Efficienza, quattro maglie nere
Il ministro Tremonti non sa quanto costerà il federalismo. Ma in termini di efficienza, all’Anpas qualcosa l’hanno già intuito. Se in Toscana e Liguria contano su una certa regolarità (90 giorni, ma in alcuni casi l’attesa raddoppia) e se Torino è un’isola felice, nelle Marche il ritardo medio arriva a 180 giorni; ad Ancona raggiunge i 365. Nel 2007 i volontari hanno accolto il Papa con una fascia nera al braccio: non ricevevano rimborsi da due anni. «Poi i controlli sono passati a un ufficio più efficiente e le cose sono migliorate», commenta Alfonso Sabatino del Comitato regionale. Non serve una rivoluzione. Basta migliorare organizzazione e produttività. Come registra anche l’Auser che ha stilato una graduatoria dell’efficienza: «Le maglie nere sono 4: Veneto, Piemonte, Toscana, Campania. Ritardi di mesi, che diventano anni a Napoli, dove non escludiamo di sospendere i servizi», spiega il vicepresidente Luigi De Vittorio.

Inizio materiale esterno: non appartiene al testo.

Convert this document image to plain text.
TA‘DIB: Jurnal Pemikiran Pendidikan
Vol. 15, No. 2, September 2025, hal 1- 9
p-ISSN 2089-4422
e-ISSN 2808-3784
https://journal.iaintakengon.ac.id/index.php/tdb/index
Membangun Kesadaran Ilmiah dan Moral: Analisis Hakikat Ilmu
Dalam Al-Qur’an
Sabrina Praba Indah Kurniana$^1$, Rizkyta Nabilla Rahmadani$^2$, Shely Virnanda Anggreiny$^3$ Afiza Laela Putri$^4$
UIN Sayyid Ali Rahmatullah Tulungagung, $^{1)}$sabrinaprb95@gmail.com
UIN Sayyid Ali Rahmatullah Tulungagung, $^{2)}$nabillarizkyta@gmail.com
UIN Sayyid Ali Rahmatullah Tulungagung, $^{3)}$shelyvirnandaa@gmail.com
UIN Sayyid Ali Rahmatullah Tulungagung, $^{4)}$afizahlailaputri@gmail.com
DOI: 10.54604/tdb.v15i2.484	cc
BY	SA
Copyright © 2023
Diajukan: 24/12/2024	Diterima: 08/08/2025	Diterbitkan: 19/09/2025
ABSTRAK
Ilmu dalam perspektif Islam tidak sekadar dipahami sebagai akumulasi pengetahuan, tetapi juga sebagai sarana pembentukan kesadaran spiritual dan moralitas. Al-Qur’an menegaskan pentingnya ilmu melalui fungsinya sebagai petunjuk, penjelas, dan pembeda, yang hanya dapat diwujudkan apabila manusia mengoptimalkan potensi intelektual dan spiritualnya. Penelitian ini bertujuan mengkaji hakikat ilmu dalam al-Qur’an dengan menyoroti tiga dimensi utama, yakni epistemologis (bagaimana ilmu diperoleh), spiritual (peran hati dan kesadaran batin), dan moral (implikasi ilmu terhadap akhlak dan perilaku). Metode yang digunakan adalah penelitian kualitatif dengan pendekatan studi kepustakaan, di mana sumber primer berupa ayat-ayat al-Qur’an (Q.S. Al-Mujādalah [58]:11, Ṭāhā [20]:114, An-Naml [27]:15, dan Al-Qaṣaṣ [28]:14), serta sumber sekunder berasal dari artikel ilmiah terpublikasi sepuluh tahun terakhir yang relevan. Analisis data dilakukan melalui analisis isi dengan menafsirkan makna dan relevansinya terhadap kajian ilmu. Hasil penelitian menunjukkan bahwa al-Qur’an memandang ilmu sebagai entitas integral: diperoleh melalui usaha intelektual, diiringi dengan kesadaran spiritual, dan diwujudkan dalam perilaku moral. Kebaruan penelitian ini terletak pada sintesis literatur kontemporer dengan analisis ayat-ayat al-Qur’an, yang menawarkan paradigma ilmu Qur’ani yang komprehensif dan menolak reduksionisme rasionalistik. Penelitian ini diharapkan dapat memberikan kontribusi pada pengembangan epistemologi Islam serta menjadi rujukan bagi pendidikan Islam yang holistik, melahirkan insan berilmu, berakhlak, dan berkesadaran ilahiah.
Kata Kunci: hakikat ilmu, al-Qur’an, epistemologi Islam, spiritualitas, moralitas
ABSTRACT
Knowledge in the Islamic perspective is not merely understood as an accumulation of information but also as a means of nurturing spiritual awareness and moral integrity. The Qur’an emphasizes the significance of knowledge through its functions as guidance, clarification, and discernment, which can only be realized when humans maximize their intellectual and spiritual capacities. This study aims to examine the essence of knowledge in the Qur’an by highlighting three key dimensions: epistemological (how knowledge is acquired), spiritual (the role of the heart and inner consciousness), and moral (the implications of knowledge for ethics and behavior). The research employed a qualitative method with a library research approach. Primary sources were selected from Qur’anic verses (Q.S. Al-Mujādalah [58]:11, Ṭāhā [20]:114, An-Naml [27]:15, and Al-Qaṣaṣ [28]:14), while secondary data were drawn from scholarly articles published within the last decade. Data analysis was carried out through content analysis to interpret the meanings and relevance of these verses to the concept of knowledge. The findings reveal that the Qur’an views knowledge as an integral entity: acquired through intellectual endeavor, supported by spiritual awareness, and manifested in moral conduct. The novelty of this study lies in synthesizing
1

Filo d’oro: 5 milioni di crediti
Chi guida un’ambulanza, ha un certo potere contrattuale. Ma gli altri? «Potremmo coinvolgere le famiglie degli utenti», ragiona Rossano Bartoli, segretario della Lega del Filo d’oro, «e forse così otterremmo il pagamento dei circa 5 milioni che attendiamo da un anno e mezzo. Ma come si fa?». «Inoltre occorrerebbe la certezza del finanziamento», aggiunge, «tanto più che parliamo di riabilitazione. Invece vediamo scelte molto diverse. Il rischio è che paghino i pazienti».

Oliver Twist, effetti collaterali
Sottoposte a stress finanziario pluriennale, le non profit corrono però anche altri rischi. Ad esempio quello di faticare di più a trovare partner di sviluppo. «Le fondazioni private scelgono dove investire. Uno dei criteri fondamentali è la sostenibilità di un progetto. È evidente che un contesto istituzionale caratterizzato da simili ritardi non incoraggia», testimonia Anna Venturino, dg della Fondazione Oliver Twist. «In questo modo gli enti locali disincentivano quanti intendono contribuire ad aprire comunità territoriali».